Engineer Kevin Zelinksy of Remington and Vernick was appointed to examine what type of disruption each map would pose to the county, among other factors.
He found the Democratic map would have an impact on 38.80 percent of the county, overall, while the Republican map would have an impact on 12.33 percent of the county, overall. These percentages represent the portion of the county that would be voting for new candidates for the first time.
Complete stats for each plan are documented in the two PDFs attached to this story.
“I think the people have taken in the process in a positive manner, worked amiably together, and I think the process worked quite well,” Brown said.
“Although I am not surprised by the decision, I am still disappointed,” Galloway Township Democratic Party Chair Michael Suleiman said. “Atlantic County needs fair and competitive election districts for freeholder, and I stand by the belief that the Republicans’ map gives the Republican party an inherent electoral advantage. I will continue to work hard to end one-party rule of the Atlantic County Freeholder Board and support candidates who put Atlantic County’s middle class and seniors first.”
His thoughts were also voiced on Thursday by Estell Manor resident Creed Progue, the only person from the public who spoke.
“In the first district, there’s not serious competition,” Progue said. “In other districts, there’s a major disparity. (The Democrats’ map) would make Pleasantville a large portion of another district. It would be their first chance in 30 years to have a freeholder.”

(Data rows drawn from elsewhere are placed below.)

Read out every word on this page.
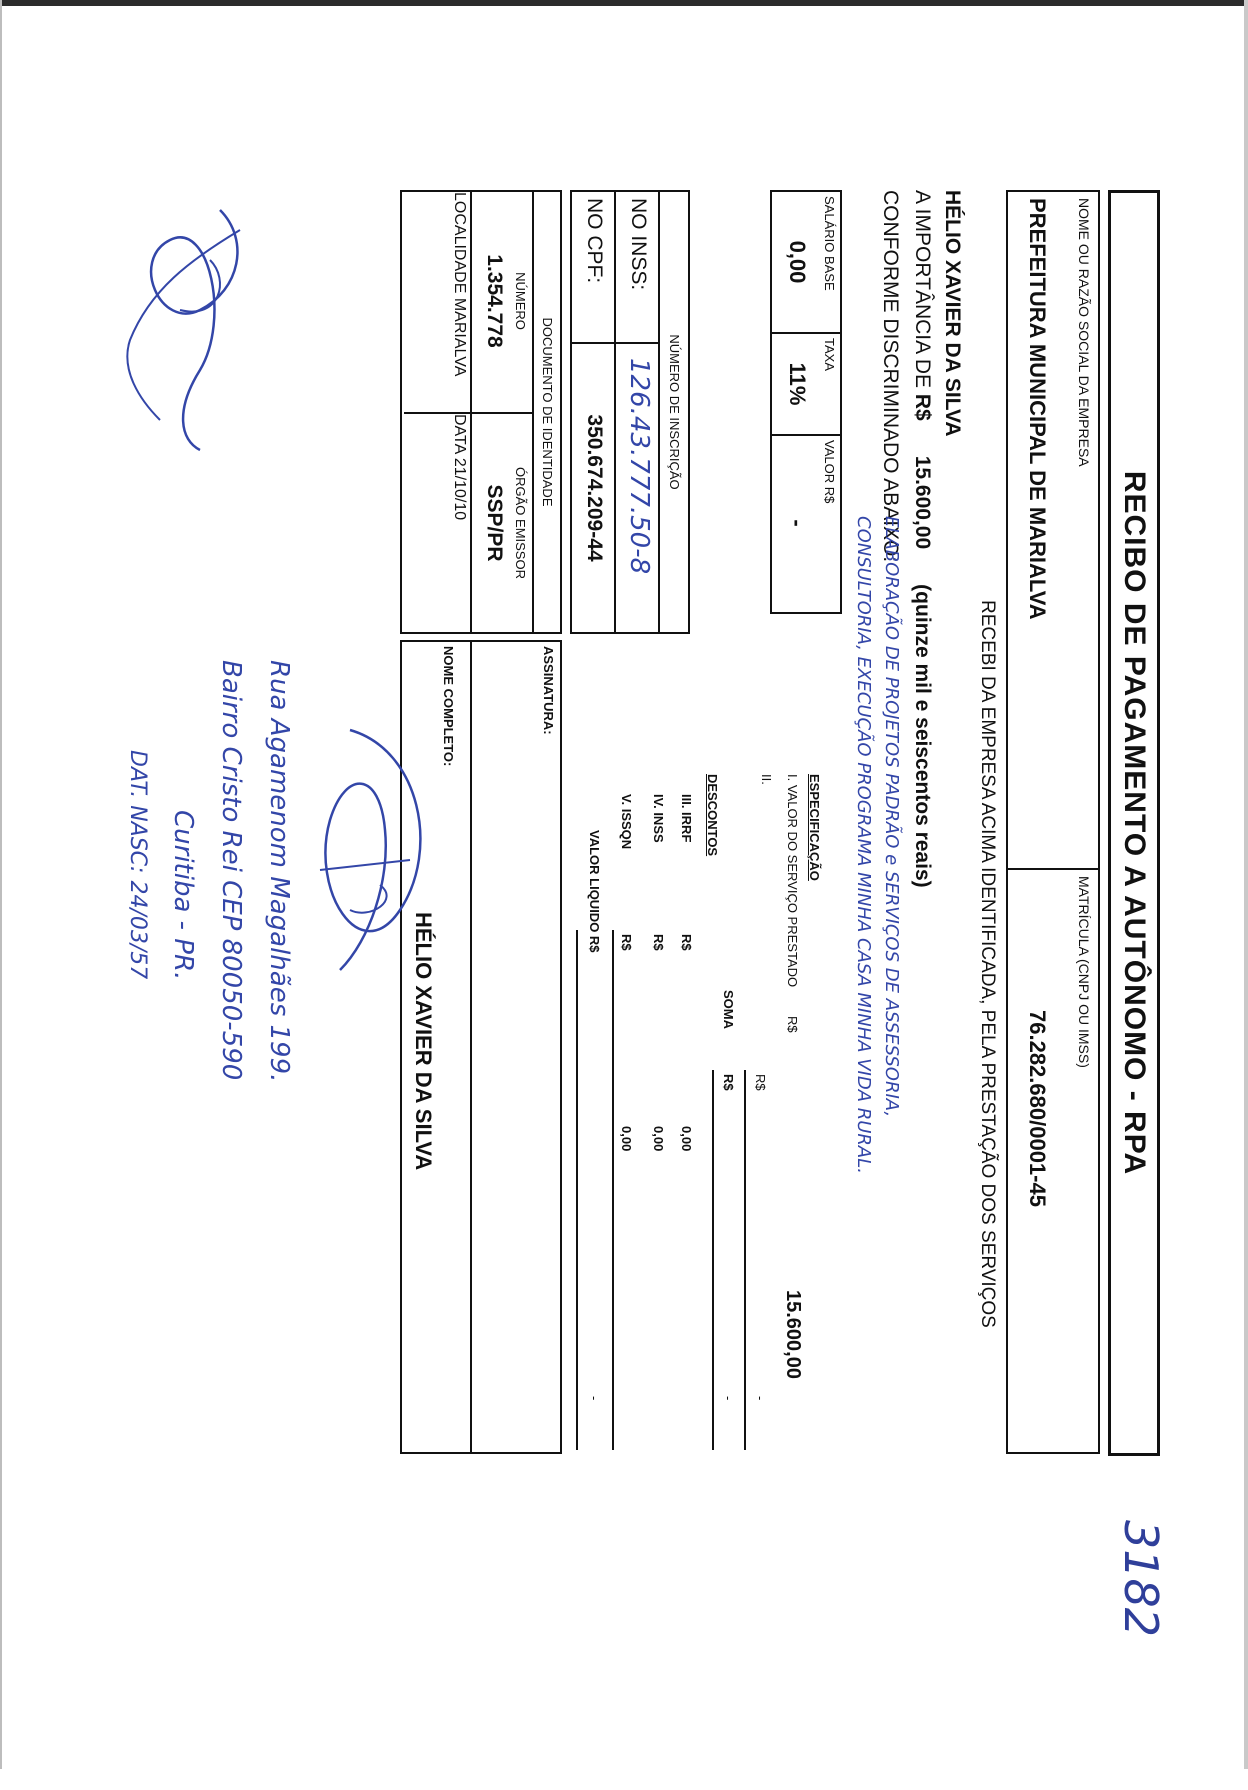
3182
RECIBO DE PAGAMENTO A AUTÔNOMO - RPA
NOME OU RAZÃO SOCIAL DA EMPRESA
PREFEITURA MUNICIPAL DE MARIALVA
MATRÍCULA (CNPJ OU IMSS)
76.282.680/0001-45
RECEBI DA EMPRESA ACIMA IDENTIFICADA, PELA PRESTAÇÃO DOS SERVIÇOS
HÉLIO XAVIER DA SILVA
A IMPORTÂNCIA DE R$      15.600,00      (quinze mil e seiscentos reais)
CONFORME DISCRIMINADO ABAIXO:
ELABORAÇÃO DE PROJETOS PADRÃO e SERVIÇOS DE ASSESSORIA,
CONSULTORIA, EXECUÇÃO PROGRAMA MINHA CASA MINHA VIDA RURAL.
SALÁRIO BASE
0,00
TAXA
11%
VALOR R$
-
ESPECIFICAÇÃO
I. VALOR DO SERVIÇO PRESTADO
R$
15.600,00
II.
R$
-
SOMA
R$
-
DESCONTOS
III. IRRF
R$
0,00
IV. INSS
R$
0,00
V. ISSQN
R$
0,00
VALOR LIQUIDO R$
-
NÚMERO DE INSCRIÇÃO
NO INSS:
126.43.777.50-8
NO CPF:
350.674.209-44
DOCUMENTO DE IDENTIDADE
NÚMERO
1.354.778
ÓRGÃO EMISSOR
SSP/PR
LOCALIDADE MARIALVA
DATA 21/10/10
ASSINATURA:
NOME COMPLETO:
HÉLIO XAVIER DA SILVA
Rua Agamenom Magalhães 199.
Bairro Cristo Rei CEP 80050-590
Curitiba - PR.
DAT. NASC: 24/03/57
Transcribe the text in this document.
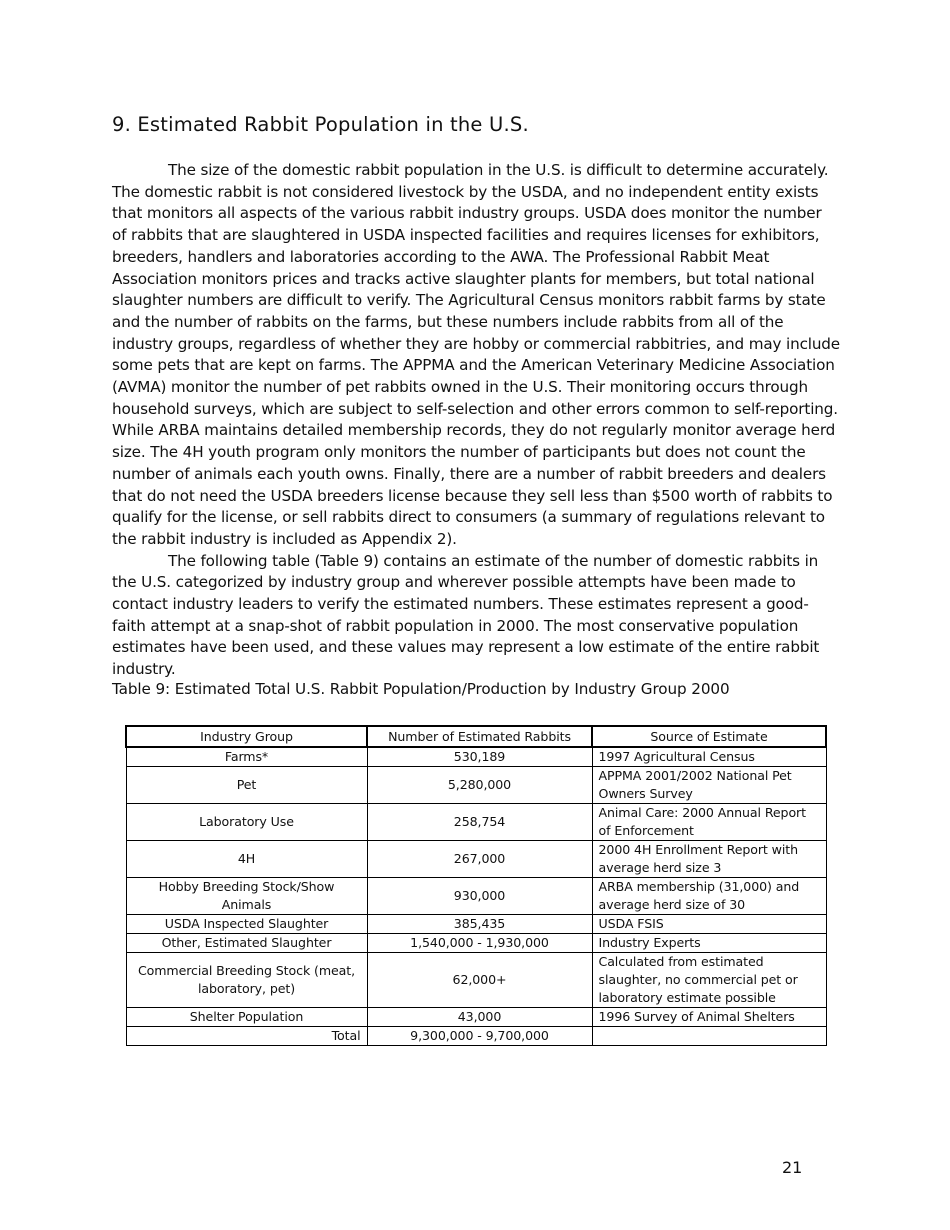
9. Estimated Rabbit Population in the U.S.

The size of the domestic rabbit population in the U.S. is difficult to determine accurately. The domestic rabbit is not considered livestock by the USDA, and no independent entity exists that monitors all aspects of the various rabbit industry groups. USDA does monitor the number of rabbits that are slaughtered in USDA inspected facilities and requires licenses for exhibitors, breeders, handlers and laboratories according to the AWA. The Professional Rabbit Meat Association monitors prices and tracks active slaughter plants for members, but total national slaughter numbers are difficult to verify. The Agricultural Census monitors rabbit farms by state and the number of rabbits on the farms, but these numbers include rabbits from all of the industry groups, regardless of whether they are hobby or commercial rabbitries, and may include some pets that are kept on farms. The APPMA and the American Veterinary Medicine Association (AVMA) monitor the number of pet rabbits owned in the U.S. Their monitoring occurs through household surveys, which are subject to self-selection and other errors common to self-reporting. While ARBA maintains detailed membership records, they do not regularly monitor average herd size. The 4H youth program only monitors the number of participants but does not count the number of animals each youth owns. Finally, there are a number of rabbit breeders and dealers that do not need the USDA breeders license because they sell less than $500 worth of rabbits to qualify for the license, or sell rabbits direct to consumers (a summary of regulations relevant to the rabbit industry is included as Appendix 2).

The following table (Table 9) contains an estimate of the number of domestic rabbits in the U.S. categorized by industry group and wherever possible attempts have been made to contact industry leaders to verify the estimated numbers. These estimates represent a good-faith attempt at a snap-shot of rabbit population in 2000. The most conservative population estimates have been used, and these values may represent a low estimate of the entire rabbit industry.

Table 9: Estimated Total U.S. Rabbit Population/Production by Industry Group 2000
Industry Group	Number of Estimated Rabbits	Source of Estimate
Farms*	530,189	1997 Agricultural Census
Pet	5,280,000	APPMA 2001/2002 National Pet Owners Survey
Laboratory Use	258,754	Animal Care: 2000 Annual Report of Enforcement
4H	267,000	2000 4H Enrollment Report with average herd size 3
Hobby Breeding Stock/Show Animals	930,000	ARBA membership (31,000) and average herd size of 30
USDA Inspected Slaughter	385,435	USDA FSIS
Other, Estimated Slaughter	1,540,000 - 1,930,000	Industry Experts
Commercial Breeding Stock (meat, laboratory, pet)	62,000+	Calculated from estimated slaughter, no commercial pet or laboratory estimate possible
Shelter Population	43,000	1996 Survey of Animal Shelters
Total	9,300,000 - 9,700,000	
21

Davis pointed out that in 2008, President Barack Obama did well in areas thought to be under the stranglehold of the Republicans, and former New Jersey governors and Democrats Jim McGreevey and Jon Corzine have also fared well.
“A good candidate who advances the interests of the community can win in any district,” Davis said.
Suleiman reiterated that his party would work hard to pick up seats as it moves beyond this process.
"I like our prospects of picking up seats in 2012," Suleiman said, stating that freeholder seats in both District 2 and District 5 will be contested next year.